UPDATED BELOW 11.09.2023
We have a sizeable database of roughly 200,000 lines of code complete with read-replica hosted on AWS. The problem is we're occasionally encountering a deadlock timeout error that I can't seem to track down. This error is "presented" as a SAVEPOINT does not exist
error. I believe a sub-procedure is causing the timeout deadlock which is why the main procedure loses its savepoint (which is designed to rollback to in case of an error). Apparently a deadlock timeout of a subprocedure erases a savepoint...
We have slow logs turned on, and there's nothing in the logs indicating a record lock of any concerning time, or anything else. The whole thing is rather frustrating.
And of course this happened while I was asleep, so I couldn't query the data_locks
or data_lock_waits
tables. However it's so random, by the time we know it's happening, we almost never catch it.
Note our backend system does reuse open connections rather than closing them when everything is done. I believe the issue is related to the reuse of a connection - but in reality that should be fine since our system is designed to allow for 'core' procedure calls by the backend at any time with any connection.
Here's a snapshot of the main DB and the waits.
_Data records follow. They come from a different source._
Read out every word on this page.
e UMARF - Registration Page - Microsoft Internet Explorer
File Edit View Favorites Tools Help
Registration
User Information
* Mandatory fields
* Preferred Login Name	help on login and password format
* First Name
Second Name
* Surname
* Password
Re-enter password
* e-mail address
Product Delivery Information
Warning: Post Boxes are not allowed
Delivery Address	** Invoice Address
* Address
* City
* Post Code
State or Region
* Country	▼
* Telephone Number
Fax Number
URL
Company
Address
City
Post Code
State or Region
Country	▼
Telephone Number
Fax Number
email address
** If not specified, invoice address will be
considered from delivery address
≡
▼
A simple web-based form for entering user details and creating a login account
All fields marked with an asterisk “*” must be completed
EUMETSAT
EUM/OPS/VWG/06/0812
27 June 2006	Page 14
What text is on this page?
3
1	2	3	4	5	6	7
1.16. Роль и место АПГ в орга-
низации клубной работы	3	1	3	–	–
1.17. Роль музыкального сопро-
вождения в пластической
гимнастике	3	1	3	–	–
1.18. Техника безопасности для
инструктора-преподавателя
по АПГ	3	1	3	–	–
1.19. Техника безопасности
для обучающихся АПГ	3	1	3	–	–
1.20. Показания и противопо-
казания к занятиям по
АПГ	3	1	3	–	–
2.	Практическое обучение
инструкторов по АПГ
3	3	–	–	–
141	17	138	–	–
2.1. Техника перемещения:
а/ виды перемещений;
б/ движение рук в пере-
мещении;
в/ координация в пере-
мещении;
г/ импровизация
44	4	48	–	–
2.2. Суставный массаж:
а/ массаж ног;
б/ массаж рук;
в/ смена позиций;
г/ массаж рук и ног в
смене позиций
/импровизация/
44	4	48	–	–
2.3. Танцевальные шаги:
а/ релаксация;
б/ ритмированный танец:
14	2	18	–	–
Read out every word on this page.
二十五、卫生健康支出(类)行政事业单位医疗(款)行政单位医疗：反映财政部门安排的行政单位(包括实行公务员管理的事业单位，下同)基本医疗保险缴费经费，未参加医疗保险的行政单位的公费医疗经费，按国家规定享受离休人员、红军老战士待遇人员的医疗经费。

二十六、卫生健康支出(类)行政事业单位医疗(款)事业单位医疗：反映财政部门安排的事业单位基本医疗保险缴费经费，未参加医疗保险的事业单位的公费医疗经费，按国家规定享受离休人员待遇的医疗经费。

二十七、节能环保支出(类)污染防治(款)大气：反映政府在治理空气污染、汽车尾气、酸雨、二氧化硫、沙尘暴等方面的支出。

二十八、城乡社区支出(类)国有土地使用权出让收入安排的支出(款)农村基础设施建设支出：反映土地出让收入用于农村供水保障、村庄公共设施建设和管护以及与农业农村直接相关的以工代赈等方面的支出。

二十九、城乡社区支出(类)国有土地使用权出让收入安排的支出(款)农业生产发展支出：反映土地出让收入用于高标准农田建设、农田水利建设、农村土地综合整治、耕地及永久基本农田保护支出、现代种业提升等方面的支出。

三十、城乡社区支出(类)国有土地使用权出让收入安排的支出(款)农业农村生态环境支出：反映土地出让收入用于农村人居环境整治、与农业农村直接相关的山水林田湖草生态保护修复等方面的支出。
I find it interesting the biggest wait are for the BIN_LOG, which synchronizes with the RR.
Sadly, other than this, we have nothing to go on. As mentioned, slow logs have nothing useable in them; highest lock time value is: 00:00:00.000035
In many regards, it makes no sense. I know we have queries that lock longer than that. Perhaps the issue is the ones that lock aren't slow? Is there a setting I need to adjust?
Any advice on tracking this down would be appreciated.
So I've tried the Slow Log approach and no kidding; none of my locks times are more than 0.046564. Even with slow log set to 0... and yes, timeouts did take place... so I'm trying a different technique; an event monitoring system that watches sys.innodb_lock_waits and when there's records, I store the data for review. We're testing it out today. I'll let everyone know how it goes.
The deadlock error happened again, but my event monitor that runs every 5 seconds to check for lock waits returns nothing, which tells me the deadlock is returning immediately and not 'timing out'. Is this possible? I thought all deadlocks would time out...
SQL code is:
SELECT
JSON_ARRAYAGG(JSON_OBJECT
(
'waiting_trx_id',waiting_trx_id,
'waiting_pid',waiting_pid,
'waiting_query',waiting_query,
'blocking_trx_id', blocking_trx_id,
'blocking_pid', blocking_pid,
'blocking_query', blocking_query
))
INTO
json_results
FROM
sys.innodb_lock_waits;